Prevent human error in security: Dave meet STIG, STIG meet Dave
Recently, I ran across a cartoon about software security by John Klossner. It shows a boxing ring, with assorted security software in one corner, and in the other corner was a guy wearing a shirt labelled “Human Error.” I had seen this cartoon before. But for some reason, it touched off a reaction this time.
Credit: 2006 John Klossner, jklossner.com
My Linux product consists of many security features, each of which, when added to a running embedded Linux system, can increase security. It is also monitored against security vulnerabilities, so it should be fail proof, right? Well, like the security features shown in the cartoon, any of them can easily be defeated by “Dave.” But this doesn’t mean that they don’t have value.
But for that value to be realized, the features need to be used. Firewall logs need to be reviewed. Login records need to be analyzed. Configuration options need to be specified in ways that are secure.
All those things are driven by procedures and policies. If there are no security-focused procedures and policies for the people interacting with the computer to follow, then many of even the most useful security features fall below the cost effectiveness line.
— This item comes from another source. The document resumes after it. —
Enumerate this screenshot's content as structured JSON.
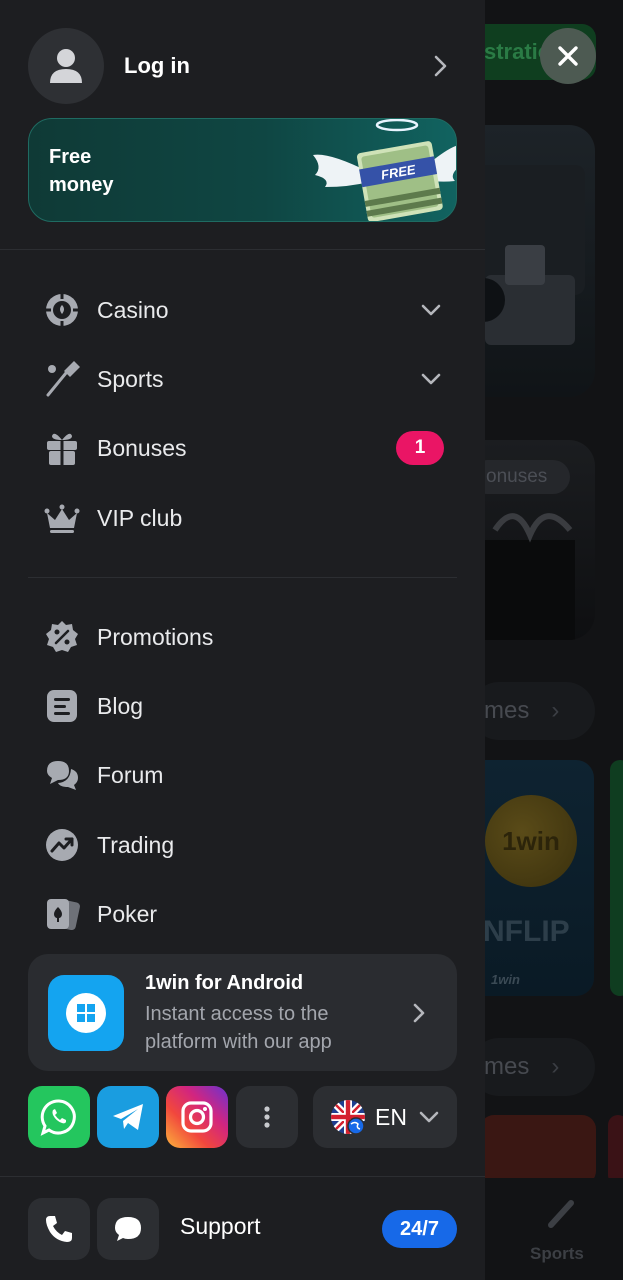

Those procedures and policies fall into what I call the certification layer. Every good security-based design includes multiple, independent layers of security. And certification is one of those layers, even though it does not necessarily correspond to any code running on the system.
The certification layer consists of a review of the system itself, the environment, and the operating procedures used in conjunction with the deployed system. For me, the actual certification that you get at the end is the least important aspect. That simply shows others that it has been reviewed. But the selection of components included in the system, how the system interacts with the environment, and the procedures used to monitor the system are all extremely important for high assurance of system security. And having an expert review those things is certainly worthwhile.
Certification can be very expensive. But most of the benefits of certification can also be achieved by use of a STIG, or Security Technical Implementation Guide, for system configuration.
STIG technologies were developed based on requirements from DoD and DISA to maintain security of IT infrastructure. Currently, STIGs, along with other NSA Guidelines, are the configuration standards for DOD IA and IA-enabled devices and systems. A STIG, combined with the associated SCAP implementation (Security Configuration Automation Protocol), provide industry best practice system configuration details to lock down the system. Automated packages such as OpenSCAP provide tools to test compliance, mostly automatically. Here is an example OpenSCAP output from Wind River Linux Security Profile:
With the overwhelming number of connected devices, STIG requirements are designed to meet common security requirements across multiple industries. From power grid to automotive, medical, industrial, and more, Wind River is following this industry best practice, helping ensure that our products are always kept safe, even in the event of human error.